I’m ashamed to admit that it took me until Sunday to suspect what now seems to have been obvious: The missing section of earbud was lodged in my ear canal, thus the “earache.” Duh.
In my defense, I just couldn’t believe it was in my ear because I could hear just fine. And I wasn’t in that much pain, at least not all the time. I asked my “diary” (a.k.a. hundreds of Facebook friends) if such a thing was possible: Could I really have a piece of rubber lodged in my ear and not really notice it? Friends and relatives unanimously suggested that I seek medical attention. One friend said he’s nearly deaf in one ear, due to not dealing with an ear injury hastily enough.
...the attending nurse spotted the offending earbud tip stuck firmly in my left ear canal. Doing something about it was another matter entirely. Three times, she tried to dig it out with tweezers, causing no small amount of discomfort. Three times, she failed, before the emergency room sent me home with a note suggesting I see an ENT (ear, nose, and throat specialist) as soon as possible.
...According to Dr. Sperling, who also uses Etymotic earbuds and recommends their in-ear hearing protectors, he sees plenty of cases just like mine. Indeed, three of my friends have had this happen to them too. It’s nowhere near as uncommon as I’d thought.

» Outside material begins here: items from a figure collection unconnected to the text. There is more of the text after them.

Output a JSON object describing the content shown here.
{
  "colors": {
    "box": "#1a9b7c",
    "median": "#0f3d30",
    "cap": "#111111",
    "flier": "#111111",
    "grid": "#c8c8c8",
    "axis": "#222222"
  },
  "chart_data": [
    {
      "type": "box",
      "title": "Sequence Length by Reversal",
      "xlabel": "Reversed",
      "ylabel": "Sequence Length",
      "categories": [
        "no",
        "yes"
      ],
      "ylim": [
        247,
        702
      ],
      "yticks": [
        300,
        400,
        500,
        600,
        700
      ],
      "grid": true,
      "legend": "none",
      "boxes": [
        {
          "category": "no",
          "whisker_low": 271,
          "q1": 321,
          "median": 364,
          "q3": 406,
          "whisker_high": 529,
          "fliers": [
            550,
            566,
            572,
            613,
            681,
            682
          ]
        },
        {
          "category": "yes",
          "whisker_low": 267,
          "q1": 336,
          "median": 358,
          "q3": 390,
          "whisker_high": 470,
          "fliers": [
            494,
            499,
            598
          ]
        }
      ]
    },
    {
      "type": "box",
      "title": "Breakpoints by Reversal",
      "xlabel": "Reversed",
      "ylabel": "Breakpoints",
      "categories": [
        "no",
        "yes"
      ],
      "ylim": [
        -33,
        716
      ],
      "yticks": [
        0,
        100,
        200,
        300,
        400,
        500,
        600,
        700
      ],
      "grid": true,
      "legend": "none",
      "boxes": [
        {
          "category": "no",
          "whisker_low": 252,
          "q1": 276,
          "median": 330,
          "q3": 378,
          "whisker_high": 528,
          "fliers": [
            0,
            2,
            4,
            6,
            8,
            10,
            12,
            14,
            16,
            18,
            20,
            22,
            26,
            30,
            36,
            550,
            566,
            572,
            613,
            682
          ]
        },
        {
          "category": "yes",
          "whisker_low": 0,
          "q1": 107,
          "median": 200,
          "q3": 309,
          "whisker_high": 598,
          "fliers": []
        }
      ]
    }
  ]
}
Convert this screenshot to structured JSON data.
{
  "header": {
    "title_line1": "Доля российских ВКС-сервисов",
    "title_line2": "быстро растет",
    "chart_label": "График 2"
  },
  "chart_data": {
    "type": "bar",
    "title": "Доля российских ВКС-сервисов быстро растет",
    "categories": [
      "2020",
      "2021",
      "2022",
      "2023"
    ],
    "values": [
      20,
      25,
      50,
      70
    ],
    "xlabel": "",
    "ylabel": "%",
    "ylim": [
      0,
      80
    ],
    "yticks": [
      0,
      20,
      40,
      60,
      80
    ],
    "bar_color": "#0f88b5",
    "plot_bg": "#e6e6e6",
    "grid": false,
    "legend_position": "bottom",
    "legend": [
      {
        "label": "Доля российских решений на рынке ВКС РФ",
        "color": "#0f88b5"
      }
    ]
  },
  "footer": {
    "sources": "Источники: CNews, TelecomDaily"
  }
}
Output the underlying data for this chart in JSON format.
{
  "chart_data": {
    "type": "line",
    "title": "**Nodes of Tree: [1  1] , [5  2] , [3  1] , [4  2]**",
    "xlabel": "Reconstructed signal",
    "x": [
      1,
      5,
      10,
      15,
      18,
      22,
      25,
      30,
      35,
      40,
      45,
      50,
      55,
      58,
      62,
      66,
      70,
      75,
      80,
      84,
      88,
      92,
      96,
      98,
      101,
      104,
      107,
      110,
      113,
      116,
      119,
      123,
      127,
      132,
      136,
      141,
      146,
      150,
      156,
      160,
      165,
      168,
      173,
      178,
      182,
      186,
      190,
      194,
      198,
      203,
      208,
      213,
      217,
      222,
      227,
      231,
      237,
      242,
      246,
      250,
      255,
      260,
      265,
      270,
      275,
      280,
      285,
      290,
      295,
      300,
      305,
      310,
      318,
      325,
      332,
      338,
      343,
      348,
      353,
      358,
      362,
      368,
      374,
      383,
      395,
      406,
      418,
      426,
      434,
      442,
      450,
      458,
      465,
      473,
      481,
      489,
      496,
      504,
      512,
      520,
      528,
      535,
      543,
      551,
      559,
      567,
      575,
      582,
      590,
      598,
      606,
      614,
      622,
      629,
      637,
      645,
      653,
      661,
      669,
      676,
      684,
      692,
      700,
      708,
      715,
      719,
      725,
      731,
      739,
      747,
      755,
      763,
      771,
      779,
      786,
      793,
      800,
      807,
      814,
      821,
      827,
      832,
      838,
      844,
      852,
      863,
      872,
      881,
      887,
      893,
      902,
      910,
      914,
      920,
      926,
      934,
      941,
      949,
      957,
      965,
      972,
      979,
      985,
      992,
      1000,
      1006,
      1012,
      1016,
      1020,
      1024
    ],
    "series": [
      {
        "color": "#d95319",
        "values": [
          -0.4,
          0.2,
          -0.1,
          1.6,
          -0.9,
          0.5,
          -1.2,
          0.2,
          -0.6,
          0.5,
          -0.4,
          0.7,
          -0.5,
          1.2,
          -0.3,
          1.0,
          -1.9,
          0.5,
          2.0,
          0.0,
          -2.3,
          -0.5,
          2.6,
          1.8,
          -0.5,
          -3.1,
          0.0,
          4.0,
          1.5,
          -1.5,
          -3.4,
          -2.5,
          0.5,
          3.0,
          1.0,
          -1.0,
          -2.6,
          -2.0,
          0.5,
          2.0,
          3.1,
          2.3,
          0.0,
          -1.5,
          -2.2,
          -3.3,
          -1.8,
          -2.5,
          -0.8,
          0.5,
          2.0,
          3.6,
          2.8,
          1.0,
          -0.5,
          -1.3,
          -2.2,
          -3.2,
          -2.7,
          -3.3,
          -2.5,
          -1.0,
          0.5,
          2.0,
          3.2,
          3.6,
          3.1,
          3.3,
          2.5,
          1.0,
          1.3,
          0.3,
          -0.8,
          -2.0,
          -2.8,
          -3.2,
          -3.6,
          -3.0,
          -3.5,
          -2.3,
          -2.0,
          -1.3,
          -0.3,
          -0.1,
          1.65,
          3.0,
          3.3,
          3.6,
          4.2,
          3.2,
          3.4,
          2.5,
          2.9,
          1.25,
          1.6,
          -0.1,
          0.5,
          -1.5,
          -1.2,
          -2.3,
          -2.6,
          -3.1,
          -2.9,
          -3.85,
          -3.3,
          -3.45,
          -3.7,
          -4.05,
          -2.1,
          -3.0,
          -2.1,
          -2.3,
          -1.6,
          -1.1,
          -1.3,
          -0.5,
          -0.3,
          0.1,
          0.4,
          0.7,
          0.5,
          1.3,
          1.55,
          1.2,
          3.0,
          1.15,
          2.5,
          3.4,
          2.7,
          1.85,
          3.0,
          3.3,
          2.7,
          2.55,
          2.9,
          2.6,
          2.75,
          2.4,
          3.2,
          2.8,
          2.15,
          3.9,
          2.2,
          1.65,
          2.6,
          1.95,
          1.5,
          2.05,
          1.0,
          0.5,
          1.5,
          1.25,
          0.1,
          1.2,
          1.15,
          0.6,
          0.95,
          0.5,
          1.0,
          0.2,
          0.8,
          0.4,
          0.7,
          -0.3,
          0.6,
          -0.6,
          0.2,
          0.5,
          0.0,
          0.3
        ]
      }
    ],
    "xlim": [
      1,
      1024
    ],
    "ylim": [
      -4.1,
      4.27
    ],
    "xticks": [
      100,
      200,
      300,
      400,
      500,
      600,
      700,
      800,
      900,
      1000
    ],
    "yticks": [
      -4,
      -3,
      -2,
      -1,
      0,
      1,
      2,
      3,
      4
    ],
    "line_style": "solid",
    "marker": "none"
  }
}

“Earbuds, hearing aids, and anything with a rubber tip” can become dislodged and stay in the ear, he said, requiring skilled medical intervention (i.e. preferably not by the general nurse practitioner in the ER). Sperling also said heat and moisture inside the ear can fatigue rubber faster than we might imagine, so we should replace the rubber tips on our in-ear earbuds more frequently than most of us probably do. That should help ensure that the tips don’t, you know, leave part of themselves in our ears.